И объявился тогда в Любавине какой-то пришлый старичок. Пожалел, что ли, парня… Истопил баню докрасна и повел его туда. Что там они делали, никто не знал, но потом люди говорили, будто много чего старик в печь поскидал… И вылечил парня! А сам ушел, не видели его больше, старичка-то. И парень от жены ушел.
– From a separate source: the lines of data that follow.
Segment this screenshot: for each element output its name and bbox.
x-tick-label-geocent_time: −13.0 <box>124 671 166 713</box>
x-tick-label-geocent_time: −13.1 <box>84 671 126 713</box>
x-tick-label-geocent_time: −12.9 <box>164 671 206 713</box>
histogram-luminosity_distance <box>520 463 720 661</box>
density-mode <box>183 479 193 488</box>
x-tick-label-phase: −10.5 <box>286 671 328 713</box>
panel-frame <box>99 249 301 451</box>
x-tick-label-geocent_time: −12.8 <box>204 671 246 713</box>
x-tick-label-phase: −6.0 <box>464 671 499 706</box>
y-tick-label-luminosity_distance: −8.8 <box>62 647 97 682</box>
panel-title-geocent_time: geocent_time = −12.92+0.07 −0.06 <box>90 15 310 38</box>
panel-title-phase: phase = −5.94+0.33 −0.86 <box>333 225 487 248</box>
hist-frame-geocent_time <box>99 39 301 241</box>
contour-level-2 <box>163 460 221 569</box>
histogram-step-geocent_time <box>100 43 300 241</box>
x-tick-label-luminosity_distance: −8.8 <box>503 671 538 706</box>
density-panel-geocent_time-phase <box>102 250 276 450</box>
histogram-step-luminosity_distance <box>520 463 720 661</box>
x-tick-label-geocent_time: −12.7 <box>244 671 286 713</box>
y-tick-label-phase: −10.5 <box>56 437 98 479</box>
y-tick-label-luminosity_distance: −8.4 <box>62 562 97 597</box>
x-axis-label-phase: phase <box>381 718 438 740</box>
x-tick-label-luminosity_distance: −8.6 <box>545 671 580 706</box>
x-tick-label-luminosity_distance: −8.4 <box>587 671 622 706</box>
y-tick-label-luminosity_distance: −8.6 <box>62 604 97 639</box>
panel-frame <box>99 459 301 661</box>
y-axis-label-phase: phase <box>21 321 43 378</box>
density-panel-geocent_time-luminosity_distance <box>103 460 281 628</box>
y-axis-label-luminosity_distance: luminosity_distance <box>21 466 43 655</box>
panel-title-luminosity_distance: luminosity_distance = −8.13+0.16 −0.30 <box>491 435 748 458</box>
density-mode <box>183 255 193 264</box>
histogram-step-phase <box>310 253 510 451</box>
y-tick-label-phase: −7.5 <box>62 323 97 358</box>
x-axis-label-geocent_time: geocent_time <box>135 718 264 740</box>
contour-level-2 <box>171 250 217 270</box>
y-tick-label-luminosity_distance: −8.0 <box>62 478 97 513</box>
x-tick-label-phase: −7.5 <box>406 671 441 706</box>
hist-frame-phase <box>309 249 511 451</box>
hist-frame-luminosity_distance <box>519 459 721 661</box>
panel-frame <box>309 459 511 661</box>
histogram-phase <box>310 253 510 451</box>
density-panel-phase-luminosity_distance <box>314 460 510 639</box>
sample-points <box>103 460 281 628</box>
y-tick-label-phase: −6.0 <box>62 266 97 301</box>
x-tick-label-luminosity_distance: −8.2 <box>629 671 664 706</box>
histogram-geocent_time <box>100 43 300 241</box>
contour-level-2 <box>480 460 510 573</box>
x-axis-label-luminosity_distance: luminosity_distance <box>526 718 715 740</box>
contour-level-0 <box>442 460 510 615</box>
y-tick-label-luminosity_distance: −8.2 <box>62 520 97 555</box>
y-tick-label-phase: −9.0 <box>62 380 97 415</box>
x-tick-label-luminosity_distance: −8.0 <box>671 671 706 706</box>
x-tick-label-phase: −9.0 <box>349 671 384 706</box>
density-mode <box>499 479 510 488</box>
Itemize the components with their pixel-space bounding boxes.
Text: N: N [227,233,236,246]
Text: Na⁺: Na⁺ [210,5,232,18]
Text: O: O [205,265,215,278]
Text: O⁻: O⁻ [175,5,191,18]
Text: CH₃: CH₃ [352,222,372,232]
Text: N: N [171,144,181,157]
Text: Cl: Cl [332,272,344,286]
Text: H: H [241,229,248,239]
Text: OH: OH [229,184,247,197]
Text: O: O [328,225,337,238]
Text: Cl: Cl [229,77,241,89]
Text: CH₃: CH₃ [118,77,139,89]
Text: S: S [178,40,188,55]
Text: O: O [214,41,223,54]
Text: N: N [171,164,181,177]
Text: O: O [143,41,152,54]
Поселился на краю деревни, бобылем жить стал, так и помер один – и баба его одна померла, без детей, без мужа, тоже – ни вдовица, ни девица…
Словом, Алена знала твердо: сердцу не прикажешь.
Она ничего не стала пояснять Катюшке: только слабо улыбнулась, но, верно, такая боль, денная и нощная, неизбывная, проглянула в этой неживой улыбке, что Катюшка даже за сердце схватилась.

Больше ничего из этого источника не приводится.